Throwing out existing regulations would involve the same process that is completed when proposing new measures — a proposal justifying why a rule is being scrapped, a subsequent comment period open to the public and final implementation. This procedure would be required for each rule and could take months.
There are warnings from history here too. In 1982, Ronald Reagan appointed chemicals boss J Peter Grace to oversee a commission that would “root out inefficiency”. The body sought the advice of dozens of senior executives from corporations across the country, made more than 2,500 recommendations, and suggested $424bn in savings over three years — in an era when the entire annual federal budget was only $900bn.
“They got very little of that implemented,” says Kamensky, “because most required government legislation”.
Although Trump will enjoy a Republican majority in the Senate, the party is set to have a razor-thin majority in the House, with many members representing swing districts that rely heavily on government jobs or subsidies.
Trump himself has already been thwarted once by the complexity of the administrative state, during his first presidential term.
In 2017, he stood behind a long red tape connecting stacks of paper as tall as him, representing regulation “today”, and a much smaller stack showing rules in the 1960s. Outsized scissors in hand, he cut the ribbon saying: “When we are finished . . . we will be less than where we were in 1960 and we will have a great regulatory climate.”
A report by the Brookings Institution found that Trump was ultimately successful in rescinding only 30 per cent of the Obama-era regulations he set his sights on, mostly due to legal challenges, although he did implement fewer new rules than previous administrations.
Musk and Ramaswamy may have another hurdle to consider. Despite the initiative’s name, Doge will operate from outside government, according to a statement from the Trump campaign, raising questions of how much influence its cost-cutting programme will have on a deeply entrenched administrative state.
The body is likely to resemble a traditional advisory committee, according to Georgetown Law professor David Super. “I would describe [Doge] as routine,” he says. “It’s a new name . . . not a new idea.”
Previous committees of a similar nature have not fared well. Trump’s Advisory Commission on Election Integrity, established during his first administration to investigate claims that illegal migrants had voted for Hillary Clinton in 2016, was closed within a year after Trump decided not to “engage in endless legal battles at taxpayer expense”.
The commission “met and issued a report and not much else happened, because they had no real power”, says Don Moynihan, professor of public policy at the University of Michigan.
Not all of Musk and Ramaswamy’s proposals will be met with opposition from within the civil service, according to an official who held an oversight role in the Obama White House. “There are people inside of government that know what is wrong and how to fix it,” the official says.
“The federal government does need modernisation; it hasn’t updated civil service law since 1978,” says Moynihan. “It should be using technology better, there are systems like our procurement process that really need to be changed.”

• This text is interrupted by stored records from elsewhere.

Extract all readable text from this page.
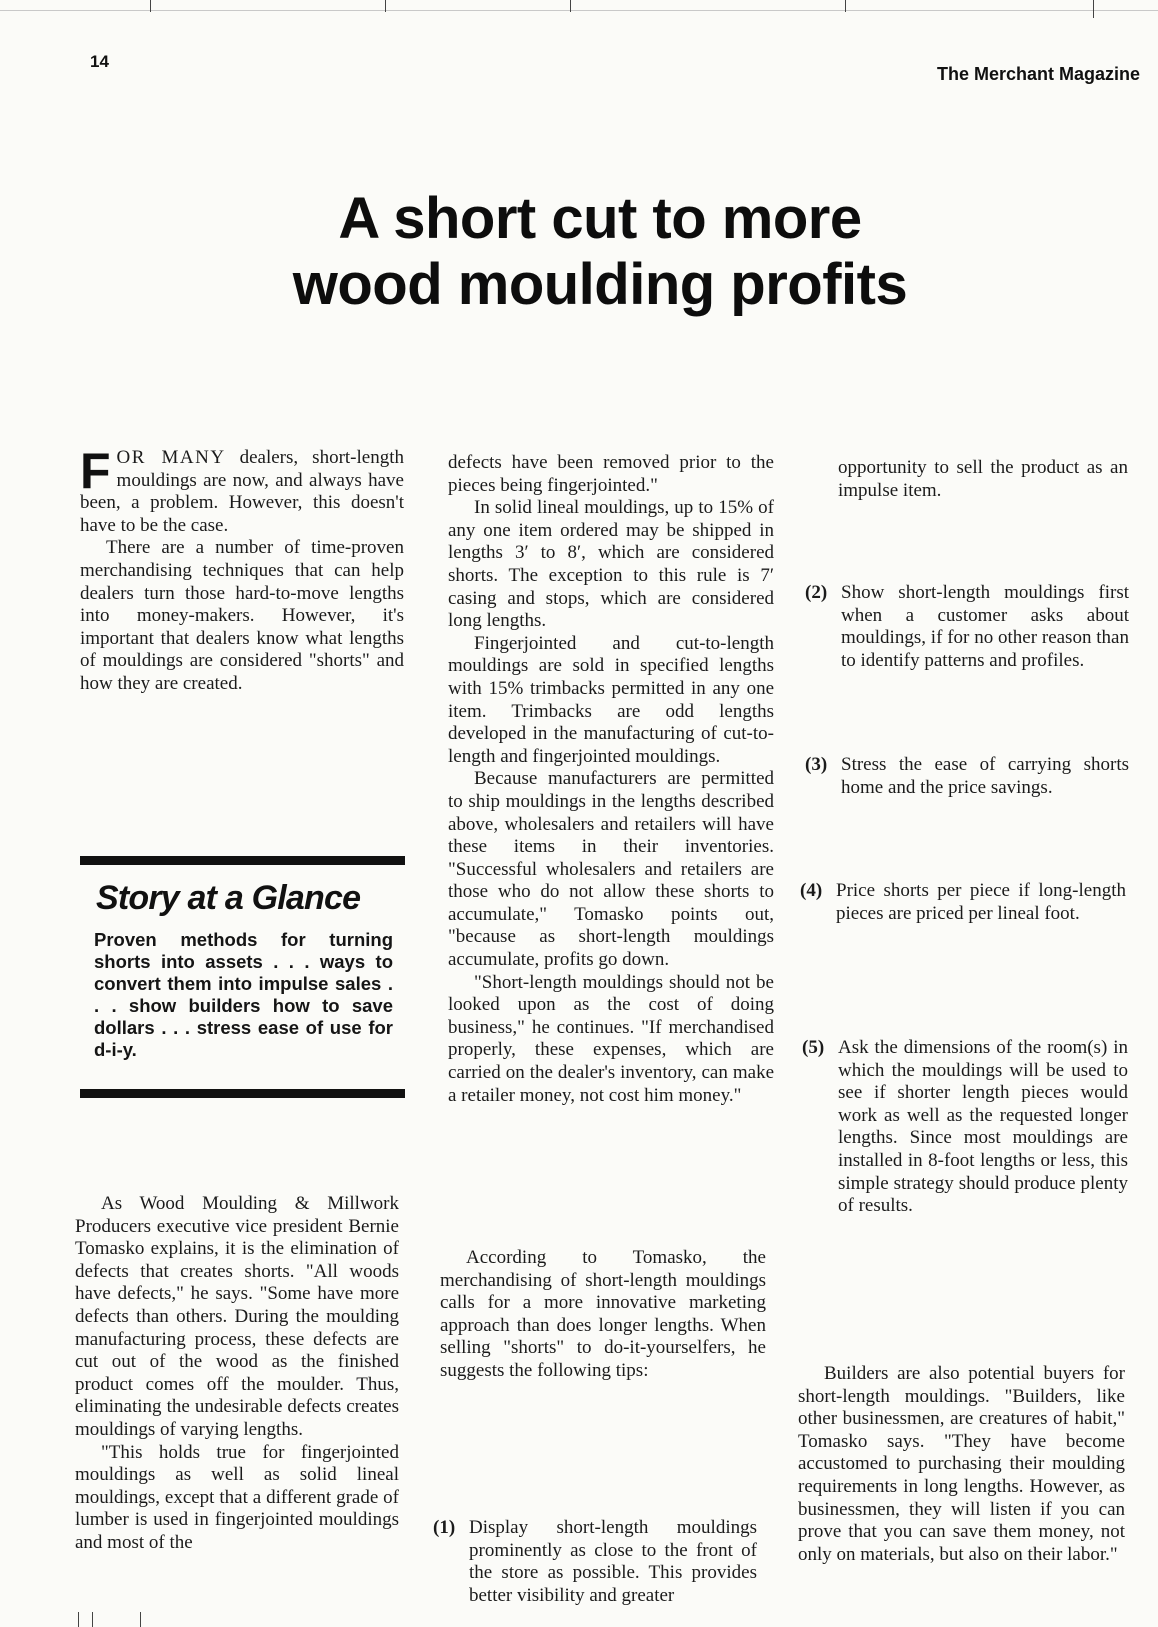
14
The Merchant Magazine
A short cut to more
wood moulding profits

FOR MANY dealers, short-length mouldings are now, and always have been, a problem. However, this doesn't have to be the case.

There are a number of time-proven merchandising techniques that can help dealers turn those hard-to-move lengths into money-makers. However, it's important that dealers know what lengths of mouldings are considered "shorts" and how they are created.

Story at a Glance

Proven methods for turning shorts into assets . . . ways to convert them into impulse sales . . . show builders how to save dollars . . . stress ease of use for d-i-y.

As Wood Moulding & Millwork Producers executive vice president Bernie Tomasko explains, it is the elimination of defects that creates shorts. "All woods have defects," he says. "Some have more defects than others. During the moulding manufacturing process, these defects are cut out of the wood as the finished product comes off the moulder. Thus, eliminating the undesirable defects creates mouldings of varying lengths.

"This holds true for fingerjointed mouldings as well as solid lineal mouldings, except that a different grade of lumber is used in fingerjointed mouldings and most of the

defects have been removed prior to the pieces being fingerjointed."

In solid lineal mouldings, up to 15% of any one item ordered may be shipped in lengths 3′ to 8′, which are considered shorts. The exception to this rule is 7′ casing and stops, which are considered long lengths.

Fingerjointed and cut-to-length mouldings are sold in specified lengths with 15% trimbacks permitted in any one item. Trimbacks are odd lengths developed in the manufacturing of cut-to-length and fingerjointed mouldings.

Because manufacturers are permitted to ship mouldings in the lengths described above, wholesalers and retailers will have these items in their inventories. "Successful wholesalers and retailers are those who do not allow these shorts to accumulate," Tomasko points out, "because as short-length mouldings accumulate, profits go down.

"Short-length mouldings should not be looked upon as the cost of doing business," he continues. "If merchandised properly, these expenses, which are carried on the dealer's inventory, can make a retailer money, not cost him money."

According to Tomasko, the merchandising of short-length mouldings calls for a more innovative marketing approach than does longer lengths. When selling "shorts" to do-it-yourselfers, he suggests the following tips:

(1) Display short-length mouldings prominently as close to the front of the store as possible. This provides better visibility and greater

opportunity to sell the product as an impulse item.

(2) Show short-length mouldings first when a customer asks about mouldings, if for no other reason than to identify patterns and profiles.

(3) Stress the ease of carrying shorts home and the price savings.

(4) Price shorts per piece if long-length pieces are priced per lineal foot.

(5) Ask the dimensions of the room(s) in which the mouldings will be used to see if shorter length pieces would work as well as the requested longer lengths. Since most mouldings are installed in 8-foot lengths or less, this simple strategy should produce plenty of results.

Builders are also potential buyers for short-length mouldings. "Builders, like other businessmen, are creatures of habit," Tomasko says. "They have become accustomed to purchasing their moulding requirements in long lengths. However, as businessmen, they will listen if you can prove that you can save them money, not only on materials, but also on their labor."
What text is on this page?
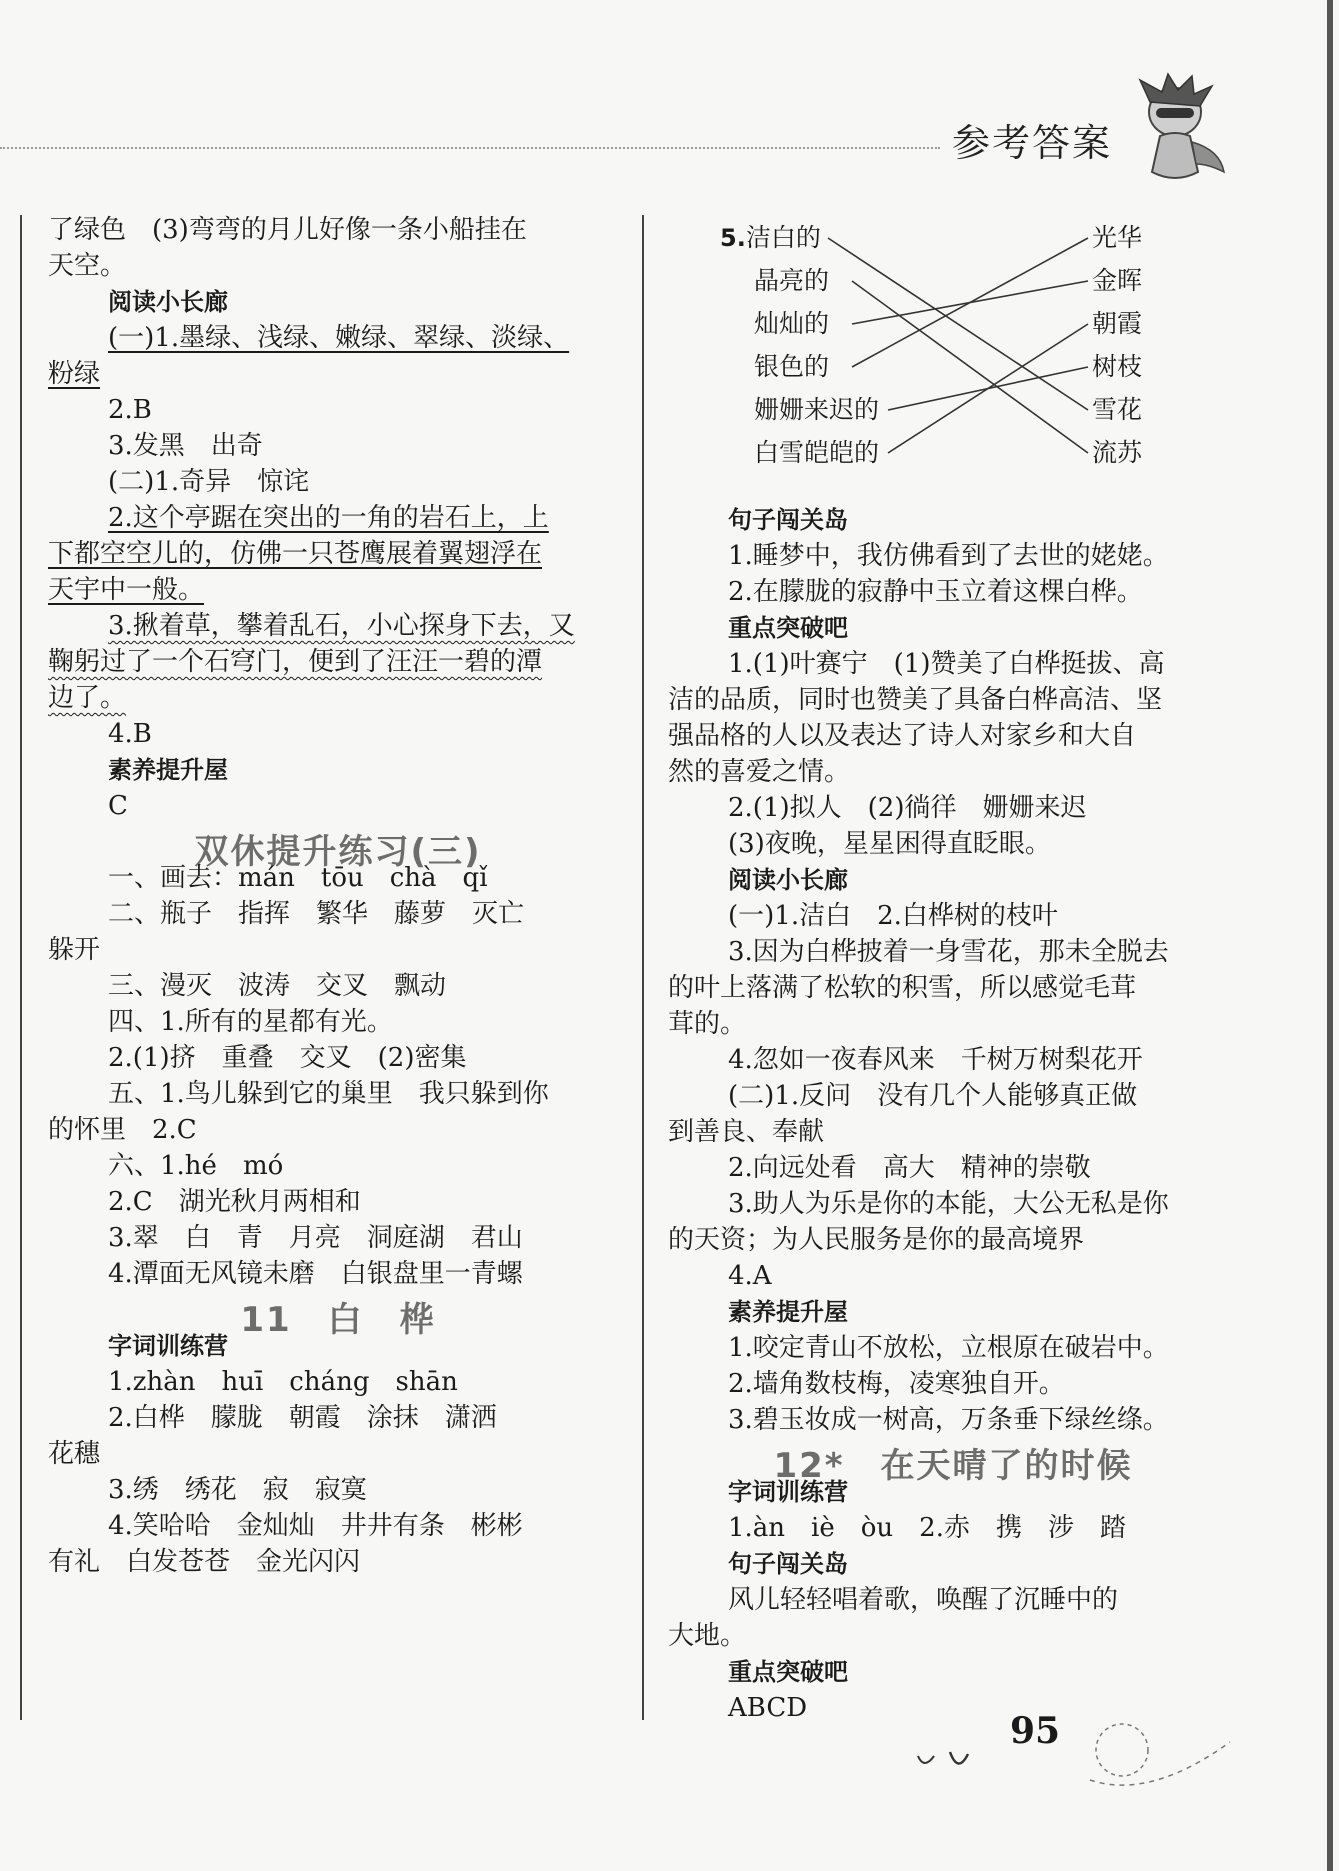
参考答案
了绿色　(3)弯弯的月儿好像一条小船挂在
天空。
阅读小长廊
(一)1.墨绿、浅绿、嫩绿、翠绿、淡绿、
粉绿
2.B
3.发黑　出奇
(二)1.奇异　惊诧
2.这个亭踞在突出的一角的岩石上，上
下都空空儿的，仿佛一只苍鹰展着翼翅浮在
天宇中一般。
3.揪着草，攀着乱石，小心探身下去，又
鞠躬过了一个石穹门，便到了汪汪一碧的潭
边了。
4.B
素养提升屋
C
双休提升练习(三)
一、画去：mán　tōu　chà　qǐ
二、瓶子　指挥　繁华　藤萝　灭亡
躲开
三、漫灭　波涛　交叉　飘动
四、1.所有的星都有光。
2.(1)挤　重叠　交叉　(2)密集
五、1.鸟儿躲到它的巢里　我只躲到你
的怀里　2.C
六、1.hé　mó
2.C　湖光秋月两相和
3.翠　白　青　月亮　洞庭湖　君山
4.潭面无风镜未磨　白银盘里一青螺
11　白　桦
字词训练营
1.zhàn　huī　cháng　shān
2.白桦　朦胧　朝霞　涂抹　潇洒
花穗
3.绣　绣花　寂　寂寞
4.笑哈哈　金灿灿　井井有条　彬彬
有礼　白发苍苍　金光闪闪
5.洁白的
晶亮的
灿灿的
银色的
姗姗来迟的
白雪皑皑的
光华
金晖
朝霞
树枝
雪花
流苏
句子闯关岛
1.睡梦中，我仿佛看到了去世的姥姥。
2.在朦胧的寂静中玉立着这棵白桦。
重点突破吧
1.(1)叶赛宁　(1)赞美了白桦挺拔、高
洁的品质，同时也赞美了具备白桦高洁、坚
强品格的人以及表达了诗人对家乡和大自
然的喜爱之情。
2.(1)拟人　(2)徜徉　姗姗来迟
(3)夜晚，星星困得直眨眼。
阅读小长廊
(一)1.洁白　2.白桦树的枝叶
3.因为白桦披着一身雪花，那未全脱去
的叶上落满了松软的积雪，所以感觉毛茸
茸的。
4.忽如一夜春风来　千树万树梨花开
(二)1.反问　没有几个人能够真正做
到善良、奉献
2.向远处看　高大　精神的崇敬
3.助人为乐是你的本能，大公无私是你
的天资；为人民服务是你的最高境界
4.A
素养提升屋
1.咬定青山不放松，立根原在破岩中。
2.墙角数枝梅，凌寒独自开。
3.碧玉妆成一树高，万条垂下绿丝绦。
12*　在天晴了的时候
字词训练营
1.àn　iè　òu　2.赤　携　涉　踏
句子闯关岛
风儿轻轻唱着歌，唤醒了沉睡中的
大地。
重点突破吧
ABCD
95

But he cautions that none of this would be achieved with an overly adversarial approach from Doge’s new leaders, who have delighted in memes portraying them as ruthlessly demanding to know what civil servants do with their time before firing them.
In one post, Musk is seen entering the White House with a kitchen sink, echoing his publicity stunt soon after taking over Twitter, where he dismissed roughly 80 per cent of the workforce.
“All of the noises that they have made [so far] don’t give one much hope,” Moynihan says.